EUS-guided cytologic diagnosis of pancreatic endocrine tumors: Immunocytochemical features and the impact of on-site cytopathological assessment

C De Angelis 1, D Pacchioni 2, P Allegranza 1, F Brizzi 1, M Goss 1, M Bruno 1, P Carucci 1, A Barreca 2, L Mezzabotta 1, G Bussolati 2, D Reggio 3, M Rizzetto 1
  • 1Department of Gastrohepatology, Molinette Hospital, University of Turin, Italy
  • 2Department of Biomedical Science and Oncology University of Turin, Italy
  • 3OLT Surgery, “S. Giovanni Battista – Molinette” Hospital, University of Turin, Italy

Introduction/Aims: Pancreatic Endocrine Tumors (PETs) are rare. Cytologic studies are scarce, in literature there are till now about 440 cases (15 studies from 1999 to 2010) diagnosed by means of EUS-FNA. In less than 200 a cytopathologist was present during the procedure for adequacy assessment on the aspirated material. Our aim is to report our single center experience in detecting and diagnosing PETs by means of EUS-FNA and to describe their cytopathologic and immunocytochemical features. Secondary aim is to outline the impact of cytopathological on-site assessment on the EUS-FNA accuracy in preoperative PETs diagnosis.

Methods: In this retrospective cohort study we reviewed clinical data, EUS findings, cytological and immunocytochemical features of all cases of PETs diagnosed by means of EUS-FNA between August 2003 and May 2010. Part of the aspirated material was used for preparing direct smears by the cytopathologist, partly was fixed in 95% alcohol and subsequently stained with haematoxylin-eosin for Rapid On-Site Evaluation (ROSE) and partly sent for cell block preparations.
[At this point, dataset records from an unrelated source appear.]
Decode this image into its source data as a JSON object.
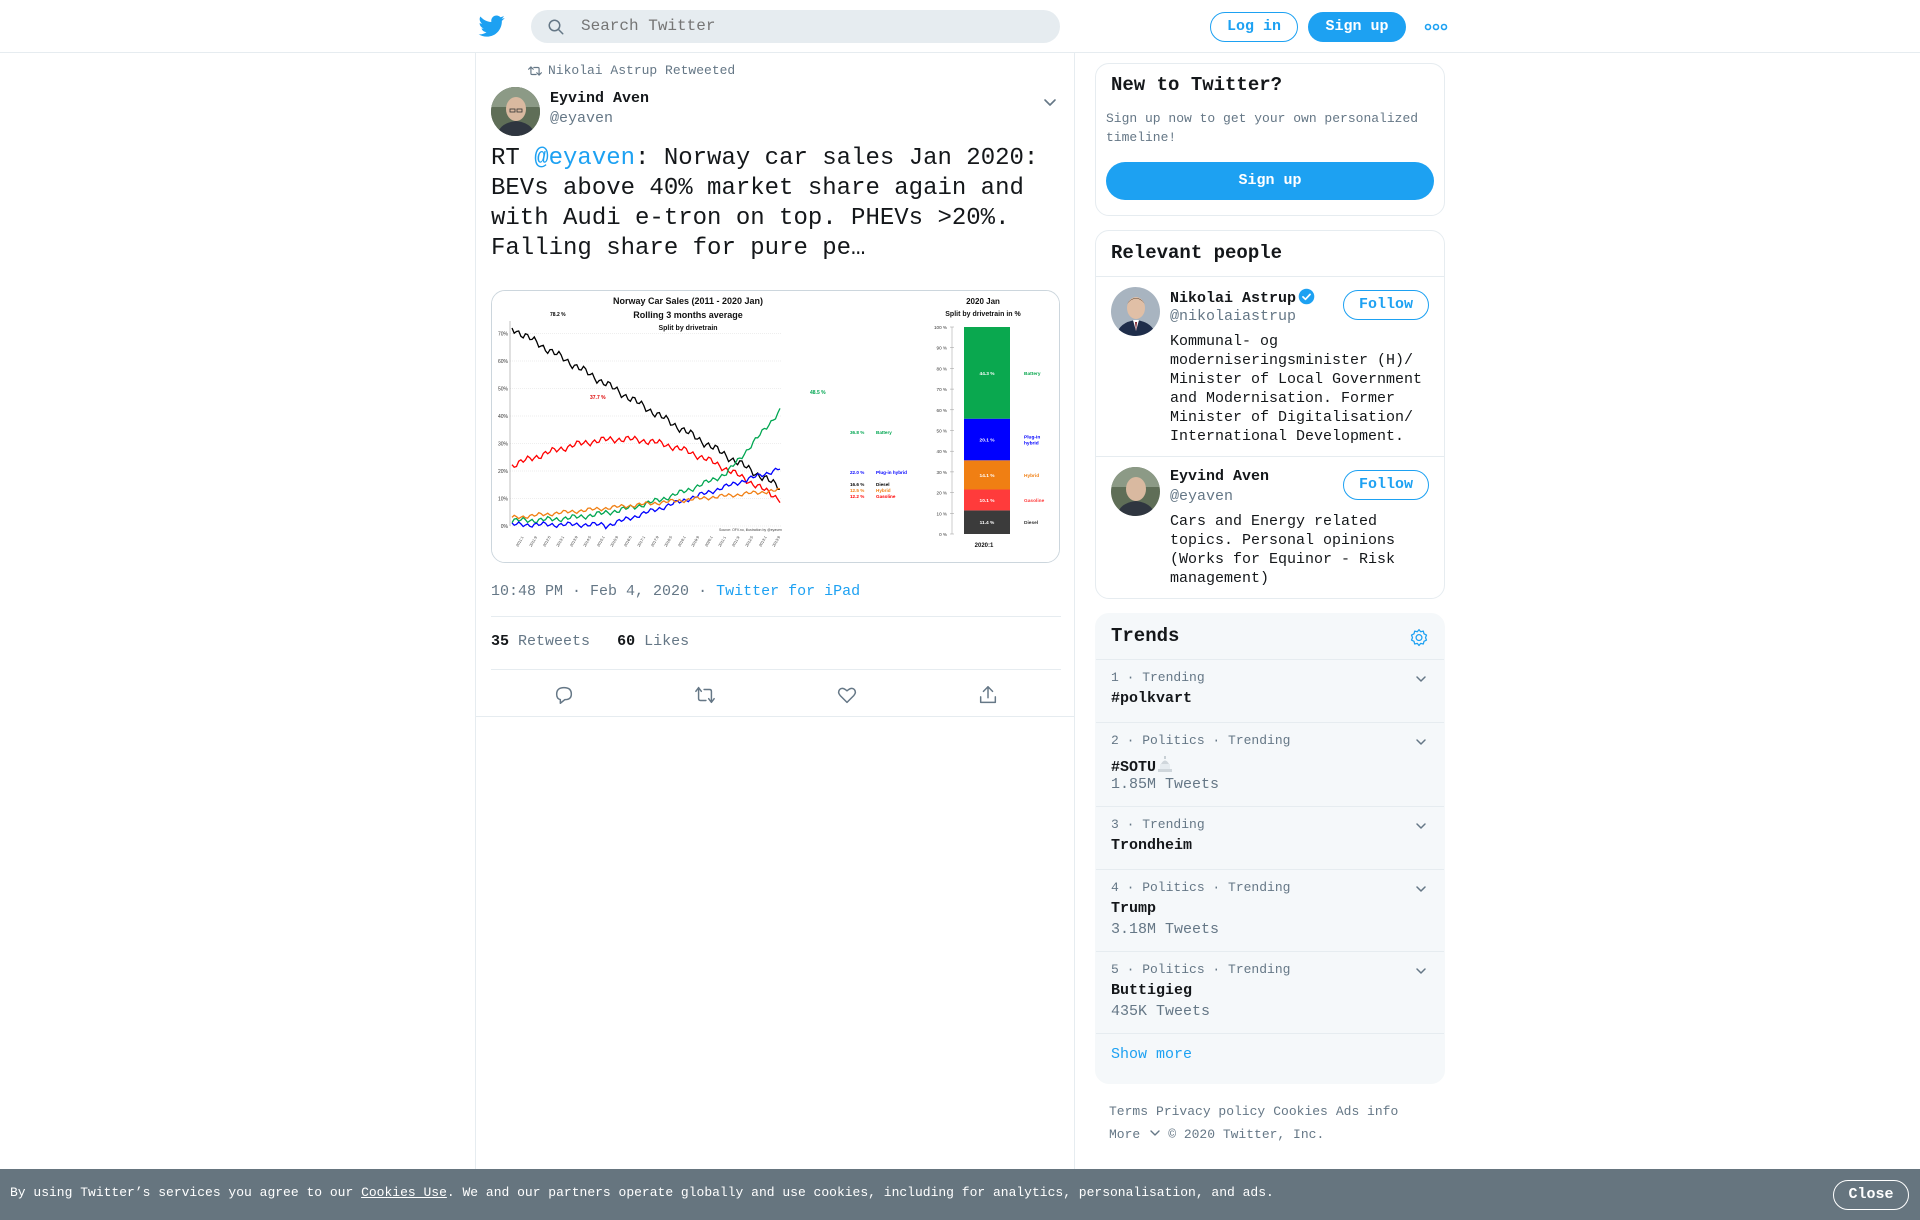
{
  "topbar": {
    "search_placeholder": "Search Twitter",
    "login_label": "Log in",
    "signup_label": "Sign up"
  },
  "tweet": {
    "retweeted_by": "Nikolai Astrup Retweeted",
    "author_name": "Eyvind Aven",
    "author_handle": "@eyaven",
    "text_prefix": "RT ",
    "text_mention": "@eyaven",
    "text_body": ": Norway car sales Jan 2020: BEVs above 40% market share again and with Audi e-tron on top. PHEVs >20%. Falling share for pure pe…",
    "time": "10:48 PM · Feb 4, 2020",
    "separator": "·",
    "source": "Twitter for iPad",
    "retweets_count": "35",
    "retweets_label": "Retweets",
    "likes_count": "60",
    "likes_label": "Likes"
  },
  "media_chart": {
    "left_title_1": "Norway Car Sales (2011 - 2020 Jan)",
    "left_title_2": "Rolling 3 months average",
    "left_title_3": "Split by drivetrain",
    "right_title_1": "2020 Jan",
    "right_title_2": "Split by drivetrain in %",
    "source_note": "Source: OFV.no, illustration by @eyaven",
    "bar_xlabel": "2020:1",
    "line_annotations": {
      "peak_black": "78.2 %",
      "peak_red": "37.7 %",
      "peak_green": "48.5 %"
    },
    "line_end_labels": [
      {
        "value": "36.8 %",
        "name": "Battery"
      },
      {
        "value": "22.0 %",
        "name": "Plug-in hybrid"
      },
      {
        "value": "16.6 %",
        "name": "Diesel"
      },
      {
        "value": "12.5 %",
        "name": "Hybrid"
      },
      {
        "value": "12.2 %",
        "name": "Gasoline"
      }
    ],
    "stack": [
      {
        "name": "Battery",
        "value_label": "44.3 %",
        "value": 44.3,
        "color": "#0aa84f"
      },
      {
        "name": "Plug-in hybrid",
        "value_label": "20.1 %",
        "value": 20.1,
        "color": "#0000ff"
      },
      {
        "name": "Hybrid",
        "value_label": "14.1 %",
        "value": 14.1,
        "color": "#f07f13"
      },
      {
        "name": "Gasoline",
        "value_label": "10.1 %",
        "value": 10.1,
        "color": "#ff3b3b"
      },
      {
        "name": "Diesel",
        "value_label": "11.4 %",
        "value": 11.4,
        "color": "#3b3b3b"
      }
    ]
  },
  "sidebar": {
    "new_title": "New to Twitter?",
    "new_desc": "Sign up now to get your own personalized timeline!",
    "new_button": "Sign up",
    "people_title": "Relevant people",
    "people": [
      {
        "name": "Nikolai Astrup",
        "handle": "@nikolaiastrup",
        "bio": "Kommunal- og moderniseringsminister (H)/ Minister of Local Government and Modernisation. Former Minister of Digitalisation/ International Development.",
        "follow": "Follow"
      },
      {
        "name": "Eyvind Aven",
        "handle": "@eyaven",
        "bio": "Cars and Energy related topics. Personal opinions (Works for Equinor - Risk management)",
        "follow": "Follow"
      }
    ],
    "trends_title": "Trends",
    "trends": [
      {
        "context": "1 · Trending",
        "name": "#polkvart",
        "count": ""
      },
      {
        "context": "2 · Politics · Trending",
        "name": "#SOTU",
        "count": "1.85M Tweets"
      },
      {
        "context": "3 · Trending",
        "name": "Trondheim",
        "count": ""
      },
      {
        "context": "4 · Politics · Trending",
        "name": "Trump",
        "count": "3.18M Tweets"
      },
      {
        "context": "5 · Politics · Trending",
        "name": "Buttigieg",
        "count": "435K Tweets"
      }
    ],
    "show_more": "Show more"
  },
  "footer": {
    "links": [
      "Terms",
      "Privacy policy",
      "Cookies",
      "Ads info"
    ],
    "more": "More",
    "copyright": "© 2020 Twitter, Inc."
  },
  "cookie": {
    "text_before": "By using Twitter’s services you agree to our ",
    "link": "Cookies Use",
    "text_after": ". We and our partners operate globally and use cookies, including for analytics, personalisation, and ads.",
    "close": "Close"
  },
  "colors": {
    "accent": "#1da1f2",
    "muted": "#657786",
    "border": "#e6ecf0",
    "cookie_bg": "#66757f"
  }
}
Results: We report data on 41 pts (21M, 20F) aged between 35 and 77 years. Mean size of the tumors was 2.8cm (range 0.7–10.3cm); 18/41 lesions were localized in the pancreatic head. The adequacy assessment of the aspirated material on direct smear has been obtained in 35/41 cases (85%). Cytological features mostly pathognomonic for PETs diagnosis were the presence of a variously cellular sample, represented by an uniform cell population, small/medium-size scarcely cohesive cells, with abundant cytoplasm and eccentric nuclei with granular chromatin. Immunocytochemical stains were performed on cell block; antibodies against Chromogranin A and Synaptophysin confirmed neuroendocrine differentiation in all cases. Data about proliferative activity of the tumors were obtained by Ki-67 immunostaining in all samples with high cellularity. Surgical resection was performed in 24/41 patients. Histological analysis confirmed the cytological diagnosis in all cases.

Conclusions: Our results confirm that EUS-FNA is a valuable method in the detection and diagnosis of PETs even of small size (biopsy on a 7mm lesion was performed); PETs possess evident cytomorphological features on FNA samples and all adequate cases showed these features on ROSE: in most cases the cytopathologist could reach a correct diagnosis. When needed, it has been possible to study the hormone producing capability of the tumor and its biological behaviour and receptor expression on aspirated cytologic material (all these data have diagnostic but also prognostic significance). Cytologic on-site assessment can increase the performances of EUS-FNA in the diagnosis of PETs and can have a significant impact on diagnostic accuracy and patient management.